И я смущенно кашлянула, завидев Розалин в конце длинной очереди. Она нервничала, выглядывала в окно, высматривала нас.

— Артур, мамина депрессия давно началась?

— Какая такая депрессия? — переспросил он, поворачиваясь ко мне.

— Вы должны знать, мамина депрессия, о которой Розалин рассказала сегодня утром доктору Гедаду.

— Тамара. — Он внимательно поглядел на меня и все понял. Потом поглядел в сторону магазина. Перед Розалин стояли еще три человека. — Расскажи все по порядку.

— Я договорилась с доктором Гедадом, что он сегодня утром посмотрит маму. Артур, ей нужна помощь. Ей нехорошо.

Кажется, он очень встревожился.

— Но ведь она днем выходит из дома, совершает прогулки, дышит свежим воздухом.

— Что? — Я покачала головой. — Артур, она ни разу не вышла из дома с тех пор, как мы приехали к вам.

У него затвердел подбородок, и он коротко взглянул — отличная победа, полная победа — на Розалин, застрявшую в магазине.

— Что сказал доктор Гедад после того, как поговорил с ней?

— Он даже не поднялся на второй этаж.

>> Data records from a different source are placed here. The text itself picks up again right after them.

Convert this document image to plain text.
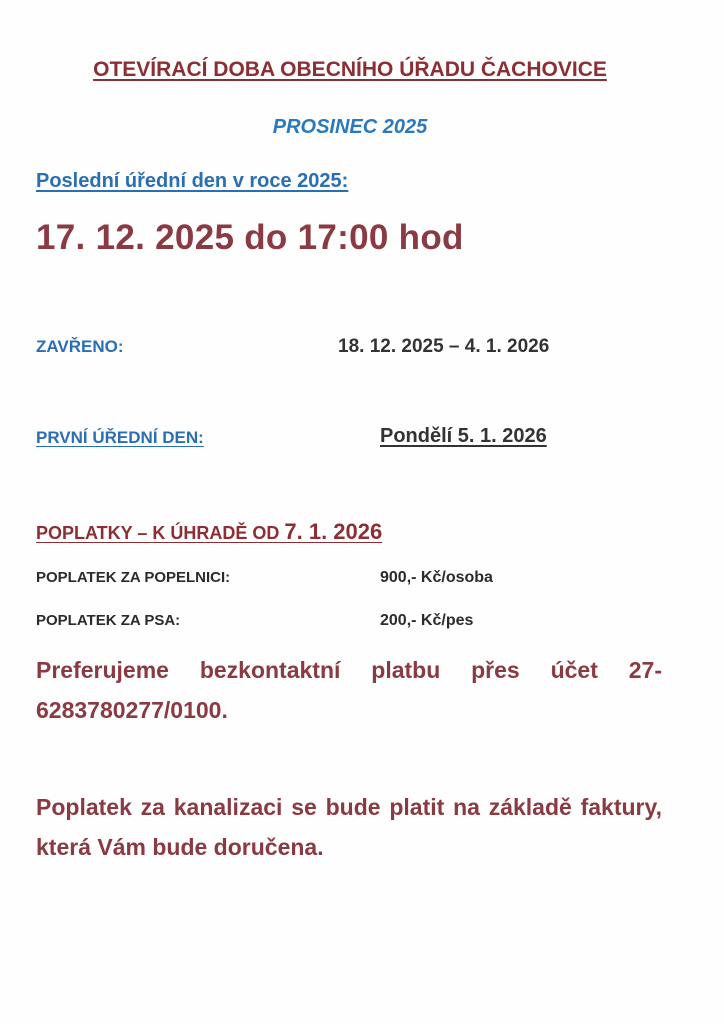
OTEVÍRACÍ DOBA OBECNÍHO ÚŘADU ČACHOVICE
PROSINEC 2025
Poslední úřední den v roce 2025:
17. 12. 2025 do 17:00 hod
ZAVŘENO:	18. 12. 2025 – 4. 1. 2026
PRVNÍ ÚŘEDNÍ DEN:	Pondělí 5. 1. 2026
POPLATKY – K ÚHRADĚ OD 7. 1. 2026
POPLATEK ZA POPELNICI:	900,- Kč/osoba
POPLATEK ZA PSA:	200,- Kč/pes
Preferujeme bezkontaktní platbu přes účet 27-6283780277/0100.
Poplatek za kanalizaci se bude platit na základě faktury, která Vám bude doručena.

Розалин сказала ему, что мама много лет страдает депрессиями и папа знал об этом, но не захотел ставить меня в известность, и… — Я опять заплакала, не в силах закончить фразу. — Но это все неправда. Его нет, и он не может защитить себя, он не в состоянии… Все это ложь. Хотя, видно, не мне об этом говорить.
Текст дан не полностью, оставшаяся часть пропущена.